The rest of Askia’s list I agree with.

(Aside)

It matters in that it may have been the only thing he loved that didn’t hurt him. (I guessed what Rosebud was about 2/3 of the way through the movie, but only because I lived a very solitary childhood and still have many of my toys.) It is still a true MacGuffin though.

Excellent post.

I haven’t seen all those movies, but I’ve seen most of them. None of the things you mention from the movies I’ve seen are McGuffins.

The most commonly cited MacGuffin in North by Northwest - microfilm containing top secret information secreted in a statuette - was Hitchcock’s favourite, since he had, after long years of practice, not to mention the fact that he had already shot virtually the same film in his British period, The Thirty Nine Steps, in his own words ‘boiled down [the MacGuffin] to its purest expression: nothing at all’.

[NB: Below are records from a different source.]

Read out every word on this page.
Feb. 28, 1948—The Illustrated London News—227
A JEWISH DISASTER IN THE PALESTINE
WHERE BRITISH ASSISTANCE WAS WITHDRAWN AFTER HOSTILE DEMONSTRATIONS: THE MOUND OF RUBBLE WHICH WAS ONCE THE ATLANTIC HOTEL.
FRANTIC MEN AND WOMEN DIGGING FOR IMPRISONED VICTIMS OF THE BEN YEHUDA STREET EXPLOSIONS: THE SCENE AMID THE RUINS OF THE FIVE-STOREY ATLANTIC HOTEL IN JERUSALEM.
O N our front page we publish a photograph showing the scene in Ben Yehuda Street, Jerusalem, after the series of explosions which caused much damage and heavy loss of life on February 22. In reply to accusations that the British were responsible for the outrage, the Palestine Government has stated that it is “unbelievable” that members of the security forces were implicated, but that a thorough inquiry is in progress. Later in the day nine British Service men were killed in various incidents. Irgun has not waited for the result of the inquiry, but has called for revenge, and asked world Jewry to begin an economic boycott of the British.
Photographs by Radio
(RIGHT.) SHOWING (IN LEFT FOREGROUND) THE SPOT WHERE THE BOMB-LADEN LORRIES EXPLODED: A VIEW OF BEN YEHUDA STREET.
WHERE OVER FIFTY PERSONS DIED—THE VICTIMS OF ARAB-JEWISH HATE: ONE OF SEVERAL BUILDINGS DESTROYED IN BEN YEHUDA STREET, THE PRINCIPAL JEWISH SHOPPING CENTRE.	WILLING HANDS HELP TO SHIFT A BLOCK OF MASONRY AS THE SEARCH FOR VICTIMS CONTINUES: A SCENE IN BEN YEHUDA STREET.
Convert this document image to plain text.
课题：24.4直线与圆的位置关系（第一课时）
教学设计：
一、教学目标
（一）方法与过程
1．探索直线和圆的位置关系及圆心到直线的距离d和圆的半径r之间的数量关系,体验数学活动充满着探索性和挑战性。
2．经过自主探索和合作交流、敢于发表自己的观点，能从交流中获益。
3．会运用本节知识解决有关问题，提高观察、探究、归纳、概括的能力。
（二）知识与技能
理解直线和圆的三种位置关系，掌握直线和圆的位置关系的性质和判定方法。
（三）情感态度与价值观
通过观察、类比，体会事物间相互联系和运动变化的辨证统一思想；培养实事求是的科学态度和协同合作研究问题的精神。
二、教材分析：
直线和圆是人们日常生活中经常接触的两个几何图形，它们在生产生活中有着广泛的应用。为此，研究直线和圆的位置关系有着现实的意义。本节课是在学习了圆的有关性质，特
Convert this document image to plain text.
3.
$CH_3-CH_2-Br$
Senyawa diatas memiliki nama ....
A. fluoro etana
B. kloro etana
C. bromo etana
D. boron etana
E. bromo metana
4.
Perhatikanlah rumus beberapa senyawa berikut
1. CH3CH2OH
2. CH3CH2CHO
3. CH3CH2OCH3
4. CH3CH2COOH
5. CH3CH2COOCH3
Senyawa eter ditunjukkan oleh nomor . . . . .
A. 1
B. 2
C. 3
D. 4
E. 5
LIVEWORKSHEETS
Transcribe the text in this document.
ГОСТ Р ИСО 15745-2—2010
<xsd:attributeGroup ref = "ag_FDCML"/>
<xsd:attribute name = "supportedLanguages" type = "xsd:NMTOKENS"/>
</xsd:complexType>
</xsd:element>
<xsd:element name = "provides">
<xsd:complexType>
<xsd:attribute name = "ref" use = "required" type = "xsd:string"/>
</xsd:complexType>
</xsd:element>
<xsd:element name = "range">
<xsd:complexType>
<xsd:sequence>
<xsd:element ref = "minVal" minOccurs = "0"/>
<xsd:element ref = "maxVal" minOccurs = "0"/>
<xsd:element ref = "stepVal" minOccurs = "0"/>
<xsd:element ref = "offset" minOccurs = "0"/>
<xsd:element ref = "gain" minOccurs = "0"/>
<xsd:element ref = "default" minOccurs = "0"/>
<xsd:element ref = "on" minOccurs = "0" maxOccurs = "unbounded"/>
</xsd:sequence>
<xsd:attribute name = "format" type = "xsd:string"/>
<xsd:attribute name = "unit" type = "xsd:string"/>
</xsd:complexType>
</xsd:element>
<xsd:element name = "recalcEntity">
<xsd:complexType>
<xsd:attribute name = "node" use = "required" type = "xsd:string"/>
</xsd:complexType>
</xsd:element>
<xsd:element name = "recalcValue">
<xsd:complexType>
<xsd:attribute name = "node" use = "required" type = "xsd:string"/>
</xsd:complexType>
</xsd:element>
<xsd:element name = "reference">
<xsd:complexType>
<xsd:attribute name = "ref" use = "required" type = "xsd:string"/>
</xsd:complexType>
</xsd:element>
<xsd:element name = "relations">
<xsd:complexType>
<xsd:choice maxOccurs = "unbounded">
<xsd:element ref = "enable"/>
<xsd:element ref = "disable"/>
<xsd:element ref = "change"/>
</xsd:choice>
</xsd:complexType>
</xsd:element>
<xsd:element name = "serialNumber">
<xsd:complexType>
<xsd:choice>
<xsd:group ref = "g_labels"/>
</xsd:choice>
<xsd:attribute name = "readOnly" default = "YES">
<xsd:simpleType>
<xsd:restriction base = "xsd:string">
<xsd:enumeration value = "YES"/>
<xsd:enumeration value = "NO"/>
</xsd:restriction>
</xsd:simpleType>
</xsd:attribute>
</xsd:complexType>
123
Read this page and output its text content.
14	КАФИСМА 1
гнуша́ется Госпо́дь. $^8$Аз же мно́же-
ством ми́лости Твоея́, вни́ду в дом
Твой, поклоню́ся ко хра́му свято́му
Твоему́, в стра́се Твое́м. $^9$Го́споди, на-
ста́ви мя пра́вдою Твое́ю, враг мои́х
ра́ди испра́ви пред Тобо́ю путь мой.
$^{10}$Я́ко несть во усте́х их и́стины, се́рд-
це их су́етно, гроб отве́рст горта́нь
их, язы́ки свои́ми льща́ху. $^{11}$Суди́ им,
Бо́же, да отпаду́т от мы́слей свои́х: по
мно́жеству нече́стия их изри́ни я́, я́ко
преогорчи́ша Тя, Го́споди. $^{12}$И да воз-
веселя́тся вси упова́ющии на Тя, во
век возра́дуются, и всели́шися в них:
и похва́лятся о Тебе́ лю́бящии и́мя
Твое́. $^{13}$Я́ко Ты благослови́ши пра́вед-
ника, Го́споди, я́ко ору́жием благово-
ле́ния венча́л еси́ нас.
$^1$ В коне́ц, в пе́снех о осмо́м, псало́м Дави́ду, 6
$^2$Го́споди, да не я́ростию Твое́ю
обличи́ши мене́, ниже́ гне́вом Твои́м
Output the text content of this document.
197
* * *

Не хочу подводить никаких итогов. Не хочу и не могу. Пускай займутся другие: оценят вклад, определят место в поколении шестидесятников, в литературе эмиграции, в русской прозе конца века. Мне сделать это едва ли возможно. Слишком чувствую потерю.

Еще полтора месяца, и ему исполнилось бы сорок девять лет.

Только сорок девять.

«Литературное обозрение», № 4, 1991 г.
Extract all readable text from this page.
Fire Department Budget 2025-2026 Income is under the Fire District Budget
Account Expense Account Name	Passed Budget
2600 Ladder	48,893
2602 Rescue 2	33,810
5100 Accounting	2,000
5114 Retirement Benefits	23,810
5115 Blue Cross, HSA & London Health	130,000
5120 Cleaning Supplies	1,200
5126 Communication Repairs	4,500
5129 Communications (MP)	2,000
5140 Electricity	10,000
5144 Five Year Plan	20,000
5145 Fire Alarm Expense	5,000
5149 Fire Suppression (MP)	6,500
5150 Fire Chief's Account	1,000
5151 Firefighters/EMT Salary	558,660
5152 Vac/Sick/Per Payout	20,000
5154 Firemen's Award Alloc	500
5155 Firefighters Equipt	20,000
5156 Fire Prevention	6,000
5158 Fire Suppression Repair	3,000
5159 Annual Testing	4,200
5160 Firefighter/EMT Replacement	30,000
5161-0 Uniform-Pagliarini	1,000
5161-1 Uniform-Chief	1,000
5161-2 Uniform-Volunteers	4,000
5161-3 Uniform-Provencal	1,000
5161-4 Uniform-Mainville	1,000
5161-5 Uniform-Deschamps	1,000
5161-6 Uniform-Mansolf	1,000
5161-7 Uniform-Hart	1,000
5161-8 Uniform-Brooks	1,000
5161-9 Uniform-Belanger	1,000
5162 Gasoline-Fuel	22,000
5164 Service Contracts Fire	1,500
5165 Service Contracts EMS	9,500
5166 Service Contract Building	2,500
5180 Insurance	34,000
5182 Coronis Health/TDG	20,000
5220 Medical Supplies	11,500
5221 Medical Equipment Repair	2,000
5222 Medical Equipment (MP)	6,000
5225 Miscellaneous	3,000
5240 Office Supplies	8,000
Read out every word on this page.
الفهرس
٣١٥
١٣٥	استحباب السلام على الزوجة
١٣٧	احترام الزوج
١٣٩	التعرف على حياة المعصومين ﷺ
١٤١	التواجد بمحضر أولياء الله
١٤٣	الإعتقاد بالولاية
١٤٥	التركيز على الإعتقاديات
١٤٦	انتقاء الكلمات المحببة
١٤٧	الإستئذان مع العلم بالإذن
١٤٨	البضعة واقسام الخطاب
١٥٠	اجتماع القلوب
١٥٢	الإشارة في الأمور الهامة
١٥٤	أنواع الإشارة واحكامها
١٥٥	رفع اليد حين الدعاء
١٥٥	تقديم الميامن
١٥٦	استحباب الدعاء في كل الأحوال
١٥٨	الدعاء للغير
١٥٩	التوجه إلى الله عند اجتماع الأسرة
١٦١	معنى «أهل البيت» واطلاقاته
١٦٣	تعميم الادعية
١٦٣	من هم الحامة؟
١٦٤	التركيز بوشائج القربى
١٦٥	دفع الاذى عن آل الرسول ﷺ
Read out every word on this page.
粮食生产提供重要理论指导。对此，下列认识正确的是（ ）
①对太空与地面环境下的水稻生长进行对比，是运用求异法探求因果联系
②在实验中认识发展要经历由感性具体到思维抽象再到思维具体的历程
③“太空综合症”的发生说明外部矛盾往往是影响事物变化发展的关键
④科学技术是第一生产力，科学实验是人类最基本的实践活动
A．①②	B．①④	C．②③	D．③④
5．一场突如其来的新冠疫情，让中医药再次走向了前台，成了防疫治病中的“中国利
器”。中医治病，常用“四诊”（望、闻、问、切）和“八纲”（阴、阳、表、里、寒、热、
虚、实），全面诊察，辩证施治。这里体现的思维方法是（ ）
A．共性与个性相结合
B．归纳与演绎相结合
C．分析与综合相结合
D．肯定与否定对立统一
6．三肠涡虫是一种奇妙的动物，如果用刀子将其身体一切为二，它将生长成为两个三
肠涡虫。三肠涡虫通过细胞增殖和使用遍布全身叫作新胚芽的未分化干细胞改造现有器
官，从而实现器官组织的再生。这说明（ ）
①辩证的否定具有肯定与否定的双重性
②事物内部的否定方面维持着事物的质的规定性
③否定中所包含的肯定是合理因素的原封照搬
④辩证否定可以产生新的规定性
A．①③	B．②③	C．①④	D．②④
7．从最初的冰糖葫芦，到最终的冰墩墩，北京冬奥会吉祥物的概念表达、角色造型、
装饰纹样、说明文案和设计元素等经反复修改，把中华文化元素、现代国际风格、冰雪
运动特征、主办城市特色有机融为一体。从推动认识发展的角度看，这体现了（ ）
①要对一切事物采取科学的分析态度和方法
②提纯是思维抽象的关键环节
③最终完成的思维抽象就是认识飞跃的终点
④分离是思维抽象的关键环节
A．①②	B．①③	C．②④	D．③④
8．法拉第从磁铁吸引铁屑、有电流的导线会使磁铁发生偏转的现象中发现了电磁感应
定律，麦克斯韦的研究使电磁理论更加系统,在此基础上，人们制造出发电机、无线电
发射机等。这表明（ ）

Interestingly, Hitch’s screenwriter Ernest Lehman was on record as saying that the MacGuffin was the hero’s mistaken George Kaplan identity.

So perhaps a film with two MacGuffins.

Cisco. A key component of the classic MacGuffin – the Maltese Falcon, Rosebud, the letters of transit – that Art Vandelay forgot to mention, is that the object moves the plot along because people are devoting a huge chunk of their energy, time and obsessions chasing after it, (or inverting the formula, trying to escape or destroy it, as in the Ring trilogy) often risking their well-being or status quo in the process.

Look back over my choices and see if any of my picks fail this added definition.

My favorite MacGuffins are the glowing package in* Kiss Me Deadly* (obviously a favorite of Tarantino’s too) and the papers in the safe in Gilda. The latter not because it’s especially clever or anything, just that the papers are so thoroughly and perfectly nothing but a MacGuffin that they are, to my mind, the most absolutely perfect example of a MacGuffin in movies.

The Ark of the Covenant in *Raiders *is another good one, because for such an insignificant element of the plot they chose such a significant object. But of course it could have been any relic considered holy by almost any religion and the movie wouldn’t have changed an iota except in incidental details.

Cisco. Actually, looking back over my own choices, I’ll recant Kris Kringle’s cane. Thinking it over, it’s not a MacGuffin, just an extremely well used prop.

The couple’s daughter in Don’t Look Now. In fact, just about everything in Don’t Look Now.